A Assembleia Nacional da Nicarágua, dominada pelos ditadores Daniel Ortega e Rosario Murillo, aprovou, em 31 de março de 2022, reformas que permitem ao regime decidir desde posições administrativas até programas acadêmicos em instituições de ensino superior, indicou Reuters.
A reforma da Lei Geral da Educação e da Lei de Autonomia das Instituições de Ensino Superior foi aprovada com o voto de 75 dos 91 deputados no Parlamento; “dessa forma, o regime de Ortega dá mais um passo no controle das universidades”, informou na internet a mídia independente Artículo 66, da Nicarágua.
A reforma estabelece o Conselho Nacional de Universidades (CNU), do regime sandinista, como o principal órgão de governo do setor, prevalecendo sobre os grupos de especialistas acadêmicos, que atualmente detêm esse poder em cada instituição, afirmou.
“Essa reforma acaba com a autonomia das universidades que custaram tanto sangue na Nicarágua. O regime agora controla o CNU, que até agora era apenas um órgão consultivo das universidades”, disse à Reuters Ernesto Medina, ex-reitor da Universidade Nacional Autônoma da Nicarágua, a maior universidade do país.
A emenda pôs fim a mais de 60 anos de autonomia, uma luta e um espaço que as universidades começaram a ganhar desde a era Somoza e continuou até os anos 1990, o que deu um impulso fundamental à investigação, declarou Expediente Público, uma plataforma centro-americana de jornalismo investigativo, em 31 de março.
Podemos levar qualquer um
O Parlamento da Nicarágua afirmou em um comunicado que a reforma fortalece os esforços do regime para restaurar o direito à educação da juventude nicaraguense, para que eles recebam uma educação gratuita, de qualidade e inclusiva.

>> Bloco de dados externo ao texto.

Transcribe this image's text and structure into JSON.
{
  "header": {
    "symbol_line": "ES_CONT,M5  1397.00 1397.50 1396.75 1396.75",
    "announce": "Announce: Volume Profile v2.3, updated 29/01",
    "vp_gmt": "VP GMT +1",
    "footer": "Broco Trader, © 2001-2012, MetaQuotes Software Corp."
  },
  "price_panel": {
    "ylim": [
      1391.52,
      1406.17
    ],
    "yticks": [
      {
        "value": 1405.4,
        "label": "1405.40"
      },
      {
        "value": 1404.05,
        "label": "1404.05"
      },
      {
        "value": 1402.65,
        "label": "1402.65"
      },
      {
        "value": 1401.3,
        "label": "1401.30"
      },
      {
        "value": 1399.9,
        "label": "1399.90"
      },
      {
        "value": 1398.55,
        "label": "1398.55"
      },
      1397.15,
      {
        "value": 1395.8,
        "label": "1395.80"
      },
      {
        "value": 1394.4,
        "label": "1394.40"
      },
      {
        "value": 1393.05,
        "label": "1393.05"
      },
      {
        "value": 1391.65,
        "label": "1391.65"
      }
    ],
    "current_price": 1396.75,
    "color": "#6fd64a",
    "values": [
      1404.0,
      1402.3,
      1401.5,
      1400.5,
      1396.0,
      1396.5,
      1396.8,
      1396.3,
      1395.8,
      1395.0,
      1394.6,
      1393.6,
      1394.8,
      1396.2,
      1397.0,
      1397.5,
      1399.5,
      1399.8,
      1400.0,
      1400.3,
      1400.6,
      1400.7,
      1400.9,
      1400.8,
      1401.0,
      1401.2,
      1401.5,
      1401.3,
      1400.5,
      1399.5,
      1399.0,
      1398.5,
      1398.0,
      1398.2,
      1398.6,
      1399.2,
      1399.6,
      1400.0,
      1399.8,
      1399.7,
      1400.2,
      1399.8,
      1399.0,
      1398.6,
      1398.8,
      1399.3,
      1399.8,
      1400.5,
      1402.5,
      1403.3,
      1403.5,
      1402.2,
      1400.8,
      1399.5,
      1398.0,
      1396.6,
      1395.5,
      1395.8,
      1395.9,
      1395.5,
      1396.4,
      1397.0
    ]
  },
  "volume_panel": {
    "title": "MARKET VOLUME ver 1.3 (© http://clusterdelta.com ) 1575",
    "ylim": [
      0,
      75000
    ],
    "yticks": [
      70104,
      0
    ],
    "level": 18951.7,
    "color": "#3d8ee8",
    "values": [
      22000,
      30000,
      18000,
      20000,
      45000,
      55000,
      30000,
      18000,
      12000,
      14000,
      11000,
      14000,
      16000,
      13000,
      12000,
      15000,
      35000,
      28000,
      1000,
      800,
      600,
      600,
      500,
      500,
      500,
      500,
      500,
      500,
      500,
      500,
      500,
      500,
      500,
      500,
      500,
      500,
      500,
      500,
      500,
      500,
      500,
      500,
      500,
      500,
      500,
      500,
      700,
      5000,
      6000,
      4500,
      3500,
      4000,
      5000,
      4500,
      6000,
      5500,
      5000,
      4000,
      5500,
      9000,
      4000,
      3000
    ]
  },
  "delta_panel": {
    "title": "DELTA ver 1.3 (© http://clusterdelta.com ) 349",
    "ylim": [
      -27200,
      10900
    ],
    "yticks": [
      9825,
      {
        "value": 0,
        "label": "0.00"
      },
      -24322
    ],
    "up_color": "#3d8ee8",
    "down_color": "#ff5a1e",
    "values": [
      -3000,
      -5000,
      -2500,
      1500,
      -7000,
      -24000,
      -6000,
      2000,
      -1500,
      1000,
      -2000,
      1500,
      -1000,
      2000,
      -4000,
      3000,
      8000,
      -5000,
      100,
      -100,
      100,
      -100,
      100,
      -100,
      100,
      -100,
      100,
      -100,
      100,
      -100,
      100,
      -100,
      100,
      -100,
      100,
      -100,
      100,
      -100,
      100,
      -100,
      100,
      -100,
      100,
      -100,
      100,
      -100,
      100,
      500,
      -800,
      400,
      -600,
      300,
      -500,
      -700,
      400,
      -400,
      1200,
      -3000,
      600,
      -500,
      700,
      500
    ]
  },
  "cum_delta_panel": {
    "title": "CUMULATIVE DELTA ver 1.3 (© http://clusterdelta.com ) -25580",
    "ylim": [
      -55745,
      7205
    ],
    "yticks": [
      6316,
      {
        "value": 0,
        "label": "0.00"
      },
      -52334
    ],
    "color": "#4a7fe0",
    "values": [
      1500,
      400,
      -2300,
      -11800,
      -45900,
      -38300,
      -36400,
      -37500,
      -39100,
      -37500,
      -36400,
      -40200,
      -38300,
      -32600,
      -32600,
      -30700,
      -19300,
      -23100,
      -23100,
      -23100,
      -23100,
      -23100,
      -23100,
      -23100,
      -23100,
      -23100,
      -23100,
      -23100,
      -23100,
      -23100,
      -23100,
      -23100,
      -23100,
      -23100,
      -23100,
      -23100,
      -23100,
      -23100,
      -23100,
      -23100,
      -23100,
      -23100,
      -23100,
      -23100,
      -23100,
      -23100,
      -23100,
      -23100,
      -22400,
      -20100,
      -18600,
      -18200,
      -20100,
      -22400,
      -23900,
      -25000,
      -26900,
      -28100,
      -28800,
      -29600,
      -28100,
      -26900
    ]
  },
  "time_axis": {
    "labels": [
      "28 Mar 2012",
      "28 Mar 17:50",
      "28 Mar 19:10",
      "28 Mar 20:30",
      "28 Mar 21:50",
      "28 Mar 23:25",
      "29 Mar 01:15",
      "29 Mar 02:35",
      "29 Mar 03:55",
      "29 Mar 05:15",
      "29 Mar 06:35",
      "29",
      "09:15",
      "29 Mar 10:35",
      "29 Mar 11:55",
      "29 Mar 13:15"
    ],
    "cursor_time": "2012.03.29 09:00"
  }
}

Entretanto, a reforma legislativa também elimina a Universidade Centro-Americana (UCA), uma instituição jesuíta crítica do regime de Ortega-Murillo, da lista de universidades privadas que compõem o CNU, retirando-a do financiamento público, acrescentou Reuters. A UCA foi o berço dos protestos anti-governamentais em todo o país em 2018, destacou.
As medidas impostas contra a UCA têm como objetivo “dar sinais a outras universidades, dizendo-lhes que ‘se pudermos com a UCA, podemos com qualquer uma’; então, é melhor que elas se alinhem, porque seu objetivo final é silenciar as vozes críticas que ainda podem ficar nas universidades”, disse Medina ao jornal independente Confidencial Nicaragua.
No primeiro trimestre de 2022, o regime sandinista fechou 16 universidades privadas, incluindo as estrangeiras e locais, noticiou o jornal colombiano El Espectador. Além disso, desde 2018, mais de 3.000 estudantes universitários solicitaram uma vaga na Universidade da Costa Rica, para deixar o país, informou.
Os deputados leais ao regime tomaram o controle das universidades privadas que foram fechadas, informou o Confidencial Nicaragua.
Nacionalização da educação
“Eles violaram a autonomia universitária, a liberdade acadêmica, que está forçando toda uma geração de jovens nicaraguenses a serem educados em um sistema partidário”, disse a El Espectador Héctor Rivera, que estava estudando na recentemente fechada Universidade Paulo Freire, em 31 de março. Faltavam três meses para que ele se formasse em Ciências Políticas.
Adrián Meza, ex-reitor da Universidade Paulo Freire e exilado na Costa Rica, disse ao jornal nicaraguense La Prensaque agora, com a reforma, “todo projeto acadêmico, programa e plano de estudo será aprovado pelo CNU”, e o Conselho Nacional de Reitores, que era o órgão que defendia as políticas de ensino superior, desaparecerá de fato.
Segundo Meza, a reforma também retira poderes ao Conselho Nacional de Avaliação e Credenciamento, porque agora tudo tem que funcionar em conjunto com o CNU. “Então, o que encontramos nessa primeira dimensão é uma nacionalização da educação […] e, para completar e não deixar dúvidas sobre o que se trata, o CNU se reserva o direito de intervir nas universidades. Isto é muito sério”, advertiu.
“O mundo inteiro deve condenar a atitude de Ortega, que é a mesma do regime cubano e do regime russo”. As universidades foram fechadas, porque são o lugar perfeito para ter diálogos francos e verdadeiros sobre qualquer assunto, incluindo questionamentos contra o regime ditatorial de Ortega”, publicou o diário nicaraguense Prensa Libre, em 24 de março.